For elderly persons who need some help with balance and support while walking but are not yet at the point of needing a wheel chair or mobility scooter, rollators and walkers are good options.
But which one of the two should you get?
They are both very different in design and use, meaning each is ideal for different situations. Choosing the right one is essential for the safety and comfort of the user.
But first, it’s important to understand exactly what each type of walking aid does and it’s benefits.
Walkers are usually the next step up from a walking stick. They are recommended for elderly persons who need more support and stability than a cane can offer.
Walkers have a very simple design. It’s simply a frame with a place to hold with both hands and four legs that touch the ground.
To use it, the user has to lift the walker as they walk. That’s why it is important that the user have adequate upper body strength to operate the walker.
Most walkers are very lightweight to make it easy for users to lift them.
If they cannot completely lift the walker off the ground, consider getting a 2-wheeled walker.
This is a walker with two wheels at the front and normal non-wheeled legs at the rear. The user needs only to lift the back slightly and push the walker forward. It requires less strength to operate.
Advantages of Walkers
- They give the user more control over walking speed. This is helpful for those with balancing and stability problems.
- They are fairly easy to operate. The user only needs to lift the walker. They don’t need to engage brakes or press any buttons.
- They are more affordable compared to rollators.
Disadvantages of Walkers
- They require enough upper body strength to operate especially on uneven ground.
- They are not ideal for fast walking.
Unlike walkers that have very simple and basic designs, modern rollators look more stylish and have more features.
But the most distinctive feature of rollators is the wheels.
A rollator has 3 or 4 wheels.

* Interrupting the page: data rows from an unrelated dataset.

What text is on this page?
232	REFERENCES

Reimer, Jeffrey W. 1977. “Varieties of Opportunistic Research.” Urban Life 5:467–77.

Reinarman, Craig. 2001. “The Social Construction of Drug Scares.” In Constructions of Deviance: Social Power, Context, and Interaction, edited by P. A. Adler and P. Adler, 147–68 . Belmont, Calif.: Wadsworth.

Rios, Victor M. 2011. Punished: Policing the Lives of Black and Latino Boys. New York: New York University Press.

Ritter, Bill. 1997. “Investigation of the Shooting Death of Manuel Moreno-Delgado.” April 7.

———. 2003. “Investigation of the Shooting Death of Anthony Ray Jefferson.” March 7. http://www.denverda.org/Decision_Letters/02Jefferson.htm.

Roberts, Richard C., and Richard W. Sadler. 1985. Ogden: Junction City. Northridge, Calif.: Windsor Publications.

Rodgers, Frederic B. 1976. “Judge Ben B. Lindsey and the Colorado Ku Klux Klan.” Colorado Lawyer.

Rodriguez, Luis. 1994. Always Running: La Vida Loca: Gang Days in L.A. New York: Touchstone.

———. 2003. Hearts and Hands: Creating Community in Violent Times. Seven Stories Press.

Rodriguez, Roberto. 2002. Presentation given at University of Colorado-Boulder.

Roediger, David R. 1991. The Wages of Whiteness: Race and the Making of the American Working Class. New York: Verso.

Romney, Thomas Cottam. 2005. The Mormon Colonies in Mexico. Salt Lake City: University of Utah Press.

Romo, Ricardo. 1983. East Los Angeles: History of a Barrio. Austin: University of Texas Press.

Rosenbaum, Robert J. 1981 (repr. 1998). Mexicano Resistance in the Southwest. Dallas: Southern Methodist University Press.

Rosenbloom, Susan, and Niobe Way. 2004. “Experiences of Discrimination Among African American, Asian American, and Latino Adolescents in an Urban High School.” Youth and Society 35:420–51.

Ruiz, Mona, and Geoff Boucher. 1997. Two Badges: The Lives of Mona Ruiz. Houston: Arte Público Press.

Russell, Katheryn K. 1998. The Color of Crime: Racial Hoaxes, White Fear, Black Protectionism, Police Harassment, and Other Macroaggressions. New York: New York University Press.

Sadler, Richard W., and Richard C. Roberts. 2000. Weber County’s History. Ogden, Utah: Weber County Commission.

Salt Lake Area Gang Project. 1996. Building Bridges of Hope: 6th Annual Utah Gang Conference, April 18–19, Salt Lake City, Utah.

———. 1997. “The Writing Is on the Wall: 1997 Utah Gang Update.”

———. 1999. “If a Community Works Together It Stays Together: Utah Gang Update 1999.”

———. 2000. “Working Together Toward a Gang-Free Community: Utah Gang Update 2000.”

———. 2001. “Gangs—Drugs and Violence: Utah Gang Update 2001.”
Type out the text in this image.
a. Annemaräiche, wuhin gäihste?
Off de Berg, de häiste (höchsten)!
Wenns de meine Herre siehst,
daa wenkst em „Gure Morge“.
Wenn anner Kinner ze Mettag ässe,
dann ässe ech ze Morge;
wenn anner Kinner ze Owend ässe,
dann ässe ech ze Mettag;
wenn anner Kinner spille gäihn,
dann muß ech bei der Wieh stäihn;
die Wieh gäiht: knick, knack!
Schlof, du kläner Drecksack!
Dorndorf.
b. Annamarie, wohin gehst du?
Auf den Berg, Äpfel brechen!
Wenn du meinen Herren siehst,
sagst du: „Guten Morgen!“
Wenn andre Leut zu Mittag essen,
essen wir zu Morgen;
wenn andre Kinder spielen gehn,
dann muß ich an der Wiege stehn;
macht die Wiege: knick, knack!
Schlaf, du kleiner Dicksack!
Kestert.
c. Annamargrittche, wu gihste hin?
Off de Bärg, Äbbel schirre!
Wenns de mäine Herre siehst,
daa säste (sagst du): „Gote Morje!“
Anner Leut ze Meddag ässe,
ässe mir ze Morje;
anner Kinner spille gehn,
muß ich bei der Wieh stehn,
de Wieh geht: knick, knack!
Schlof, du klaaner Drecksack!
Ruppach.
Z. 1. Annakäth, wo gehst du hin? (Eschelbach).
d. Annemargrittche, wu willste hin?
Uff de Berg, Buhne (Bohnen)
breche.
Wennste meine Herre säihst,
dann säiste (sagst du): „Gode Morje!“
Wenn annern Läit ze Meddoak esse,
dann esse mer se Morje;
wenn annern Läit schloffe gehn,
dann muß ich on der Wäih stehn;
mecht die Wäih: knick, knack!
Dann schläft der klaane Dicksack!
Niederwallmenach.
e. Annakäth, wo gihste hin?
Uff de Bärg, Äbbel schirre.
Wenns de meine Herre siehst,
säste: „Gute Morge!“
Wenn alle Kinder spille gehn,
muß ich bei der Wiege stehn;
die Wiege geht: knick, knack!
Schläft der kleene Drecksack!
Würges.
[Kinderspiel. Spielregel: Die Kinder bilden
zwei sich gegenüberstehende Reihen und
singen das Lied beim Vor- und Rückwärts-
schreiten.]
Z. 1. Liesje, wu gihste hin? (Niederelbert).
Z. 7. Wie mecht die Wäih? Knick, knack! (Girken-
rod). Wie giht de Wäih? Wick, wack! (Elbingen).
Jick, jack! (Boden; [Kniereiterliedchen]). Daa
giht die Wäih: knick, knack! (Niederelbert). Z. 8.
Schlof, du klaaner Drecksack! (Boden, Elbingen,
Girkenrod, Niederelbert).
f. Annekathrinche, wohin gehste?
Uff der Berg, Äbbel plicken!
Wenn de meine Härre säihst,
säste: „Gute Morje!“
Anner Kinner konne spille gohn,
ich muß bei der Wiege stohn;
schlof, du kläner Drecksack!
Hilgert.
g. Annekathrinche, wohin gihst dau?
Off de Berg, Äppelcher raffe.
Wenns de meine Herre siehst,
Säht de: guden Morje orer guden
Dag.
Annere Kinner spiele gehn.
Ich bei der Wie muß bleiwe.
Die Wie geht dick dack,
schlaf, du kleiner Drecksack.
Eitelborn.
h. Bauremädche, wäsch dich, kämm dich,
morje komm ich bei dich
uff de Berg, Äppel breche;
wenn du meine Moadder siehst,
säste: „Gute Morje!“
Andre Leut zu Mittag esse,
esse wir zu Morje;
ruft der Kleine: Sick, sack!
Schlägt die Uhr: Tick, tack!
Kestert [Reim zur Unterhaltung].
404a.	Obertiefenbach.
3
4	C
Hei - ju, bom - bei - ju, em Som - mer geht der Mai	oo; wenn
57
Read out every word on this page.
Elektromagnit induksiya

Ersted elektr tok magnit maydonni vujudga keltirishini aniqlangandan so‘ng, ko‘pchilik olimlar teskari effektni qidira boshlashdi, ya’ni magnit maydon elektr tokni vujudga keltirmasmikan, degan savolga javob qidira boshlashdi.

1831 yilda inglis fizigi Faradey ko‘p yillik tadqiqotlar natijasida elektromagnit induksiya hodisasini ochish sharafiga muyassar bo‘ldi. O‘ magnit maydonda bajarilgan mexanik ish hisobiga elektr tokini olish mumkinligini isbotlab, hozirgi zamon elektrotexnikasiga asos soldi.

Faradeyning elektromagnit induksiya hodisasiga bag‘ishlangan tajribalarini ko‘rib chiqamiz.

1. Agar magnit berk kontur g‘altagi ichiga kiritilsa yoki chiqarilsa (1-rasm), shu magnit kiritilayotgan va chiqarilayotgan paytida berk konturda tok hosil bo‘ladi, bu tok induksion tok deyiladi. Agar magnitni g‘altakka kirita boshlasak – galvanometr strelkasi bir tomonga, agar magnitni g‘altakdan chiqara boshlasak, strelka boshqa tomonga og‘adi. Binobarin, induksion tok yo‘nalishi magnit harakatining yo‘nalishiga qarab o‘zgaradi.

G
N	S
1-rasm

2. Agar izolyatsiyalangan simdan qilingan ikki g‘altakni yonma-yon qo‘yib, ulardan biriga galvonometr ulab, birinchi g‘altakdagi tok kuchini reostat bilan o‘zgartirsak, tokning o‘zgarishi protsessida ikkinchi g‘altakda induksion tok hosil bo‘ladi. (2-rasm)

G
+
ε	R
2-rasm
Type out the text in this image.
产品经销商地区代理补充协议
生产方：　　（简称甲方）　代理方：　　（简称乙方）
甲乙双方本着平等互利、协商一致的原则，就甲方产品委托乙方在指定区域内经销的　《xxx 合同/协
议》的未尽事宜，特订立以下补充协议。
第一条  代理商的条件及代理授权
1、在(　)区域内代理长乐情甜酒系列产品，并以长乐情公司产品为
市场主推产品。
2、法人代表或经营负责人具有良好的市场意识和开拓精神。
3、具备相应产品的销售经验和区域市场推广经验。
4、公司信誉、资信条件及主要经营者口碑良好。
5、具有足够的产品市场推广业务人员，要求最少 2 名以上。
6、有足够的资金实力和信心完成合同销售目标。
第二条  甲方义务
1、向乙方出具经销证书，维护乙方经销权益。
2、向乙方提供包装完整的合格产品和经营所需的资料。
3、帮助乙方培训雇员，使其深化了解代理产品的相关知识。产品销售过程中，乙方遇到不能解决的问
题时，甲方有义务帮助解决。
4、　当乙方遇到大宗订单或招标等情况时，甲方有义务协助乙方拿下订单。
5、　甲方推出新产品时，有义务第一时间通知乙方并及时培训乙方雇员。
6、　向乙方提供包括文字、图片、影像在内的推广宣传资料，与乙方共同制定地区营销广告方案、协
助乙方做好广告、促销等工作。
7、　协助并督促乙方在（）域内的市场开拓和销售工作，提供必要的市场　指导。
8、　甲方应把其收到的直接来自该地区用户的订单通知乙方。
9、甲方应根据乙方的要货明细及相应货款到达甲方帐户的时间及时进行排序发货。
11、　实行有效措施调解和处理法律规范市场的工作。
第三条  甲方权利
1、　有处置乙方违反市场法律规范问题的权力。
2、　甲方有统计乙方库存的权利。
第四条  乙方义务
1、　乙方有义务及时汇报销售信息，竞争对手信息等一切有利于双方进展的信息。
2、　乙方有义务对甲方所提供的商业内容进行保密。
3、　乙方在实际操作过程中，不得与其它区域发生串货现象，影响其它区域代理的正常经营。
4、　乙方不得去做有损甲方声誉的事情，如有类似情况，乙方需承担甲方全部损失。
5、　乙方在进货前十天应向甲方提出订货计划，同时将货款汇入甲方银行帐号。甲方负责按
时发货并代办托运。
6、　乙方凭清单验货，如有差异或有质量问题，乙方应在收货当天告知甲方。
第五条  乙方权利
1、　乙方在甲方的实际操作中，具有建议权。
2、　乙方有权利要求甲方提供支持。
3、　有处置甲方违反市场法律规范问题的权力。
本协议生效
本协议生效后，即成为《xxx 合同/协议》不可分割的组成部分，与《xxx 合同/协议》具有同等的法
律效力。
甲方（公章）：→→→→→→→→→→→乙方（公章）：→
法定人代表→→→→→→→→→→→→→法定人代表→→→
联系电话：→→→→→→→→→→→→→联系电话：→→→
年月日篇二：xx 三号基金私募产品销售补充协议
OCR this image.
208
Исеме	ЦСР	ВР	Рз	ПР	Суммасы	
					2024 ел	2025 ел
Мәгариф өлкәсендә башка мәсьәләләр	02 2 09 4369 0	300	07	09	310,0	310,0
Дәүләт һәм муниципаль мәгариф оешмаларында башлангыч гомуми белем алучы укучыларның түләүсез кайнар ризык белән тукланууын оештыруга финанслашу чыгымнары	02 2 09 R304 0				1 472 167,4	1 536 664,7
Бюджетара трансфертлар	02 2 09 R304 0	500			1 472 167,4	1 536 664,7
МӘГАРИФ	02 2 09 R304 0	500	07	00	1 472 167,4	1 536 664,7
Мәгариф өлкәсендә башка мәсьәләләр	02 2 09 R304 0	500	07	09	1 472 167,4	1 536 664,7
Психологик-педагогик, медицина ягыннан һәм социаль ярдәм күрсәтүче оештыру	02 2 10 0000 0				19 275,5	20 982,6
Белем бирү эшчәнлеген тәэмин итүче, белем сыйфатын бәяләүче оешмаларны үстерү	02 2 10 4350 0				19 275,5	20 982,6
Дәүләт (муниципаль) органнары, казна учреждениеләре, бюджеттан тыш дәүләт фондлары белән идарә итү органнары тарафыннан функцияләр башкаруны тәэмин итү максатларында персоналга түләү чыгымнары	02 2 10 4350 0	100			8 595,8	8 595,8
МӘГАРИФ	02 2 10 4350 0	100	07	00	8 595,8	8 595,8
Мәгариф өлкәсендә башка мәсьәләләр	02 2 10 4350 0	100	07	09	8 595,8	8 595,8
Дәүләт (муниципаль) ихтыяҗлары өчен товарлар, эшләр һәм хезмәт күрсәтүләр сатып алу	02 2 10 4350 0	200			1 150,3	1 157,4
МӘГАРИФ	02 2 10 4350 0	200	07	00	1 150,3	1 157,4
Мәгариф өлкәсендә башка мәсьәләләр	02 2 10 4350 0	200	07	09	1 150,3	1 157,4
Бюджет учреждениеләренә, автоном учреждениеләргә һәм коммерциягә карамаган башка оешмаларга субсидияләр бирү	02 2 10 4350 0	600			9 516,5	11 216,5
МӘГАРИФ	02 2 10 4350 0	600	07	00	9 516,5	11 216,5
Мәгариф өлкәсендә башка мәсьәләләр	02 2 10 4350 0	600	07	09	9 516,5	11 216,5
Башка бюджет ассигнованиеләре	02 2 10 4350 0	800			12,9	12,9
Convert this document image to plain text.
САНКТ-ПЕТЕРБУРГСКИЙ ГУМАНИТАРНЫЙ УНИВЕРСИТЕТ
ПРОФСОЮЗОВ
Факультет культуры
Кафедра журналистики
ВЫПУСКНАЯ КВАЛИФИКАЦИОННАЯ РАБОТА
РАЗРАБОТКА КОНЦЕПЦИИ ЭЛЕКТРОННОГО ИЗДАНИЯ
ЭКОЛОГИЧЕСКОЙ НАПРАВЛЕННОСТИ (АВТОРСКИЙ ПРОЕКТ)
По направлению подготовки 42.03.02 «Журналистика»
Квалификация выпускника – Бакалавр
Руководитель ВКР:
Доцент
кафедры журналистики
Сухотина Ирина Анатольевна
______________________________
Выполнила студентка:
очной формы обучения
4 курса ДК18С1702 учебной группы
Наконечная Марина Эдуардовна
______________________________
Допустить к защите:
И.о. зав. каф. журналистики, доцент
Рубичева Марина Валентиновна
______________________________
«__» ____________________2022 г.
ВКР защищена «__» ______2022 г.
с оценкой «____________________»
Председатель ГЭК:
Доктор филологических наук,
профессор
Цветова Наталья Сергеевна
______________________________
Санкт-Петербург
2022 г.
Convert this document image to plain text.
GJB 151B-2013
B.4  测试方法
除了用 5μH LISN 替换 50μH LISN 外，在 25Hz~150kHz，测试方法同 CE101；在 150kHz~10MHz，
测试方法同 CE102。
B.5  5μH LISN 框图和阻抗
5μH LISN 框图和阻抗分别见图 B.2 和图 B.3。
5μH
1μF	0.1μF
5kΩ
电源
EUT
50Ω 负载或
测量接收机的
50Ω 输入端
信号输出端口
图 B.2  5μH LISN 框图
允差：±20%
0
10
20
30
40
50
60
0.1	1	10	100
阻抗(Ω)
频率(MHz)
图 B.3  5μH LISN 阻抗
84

It doesn’t need to be lifted up. All the user needs to do is gently push it along.
This requires much less energy than a walker. It’s great for users with reduced upper body strength and those with a condition like arthritis that prevents them from properly holding and lifting a walker.
To prevent the rollator from moving too fast for the user, they are fitted with brakes that slow down the rollator and can be locked to prevent any movement at all.
Rollators come with extra features and accessories including a padded seat and backrest as well as a shopping bag or basket.
Like walkers, rollators are made from lightweight materials, usually aluminium, to make them easy to use.
Advantages of Rollators
- They are easier to operate for users with a weaker upper body. No lifting necessary.
- They are ideal for outdoor use and long walks. Users can rest at any time on the attached padded seat.
- Extra accessories including seat, backrest and basket for added convenience.
- They provide good support and balance and allow a smoother and faster walking style.
Disadvantages of Rollators
- They are more expensive than walkers.
- Can be a bit difficult to operate for those with reduced balance especially when going downhill or on an uneven path.
Which one should you buy?
Buy a walker if:
- The user has enough upper body strength to operate it.
- It’s mostly for indoor use such as going from the bedroom to the bathroom.
- You are on a tight budget. If you’d have preferred to get a rollator but your budget won’t allow, consider getting a two-wheeled walker.
Buy a rollator if:
- The user needs extra help with support and stability. If they are not strong enough to lift a walker, a rollator is the best and safest option.
- It’s mostly for outdoor use around the yard and neighbourhood. Rollators are better than walkers for outdoor use.
- The user needs to frequently rest while walking. The seat and backrest will come in handy.
Whichever type of walking aid you decide to buy, make sure it’s good quality, lightweight and has an adjustable height.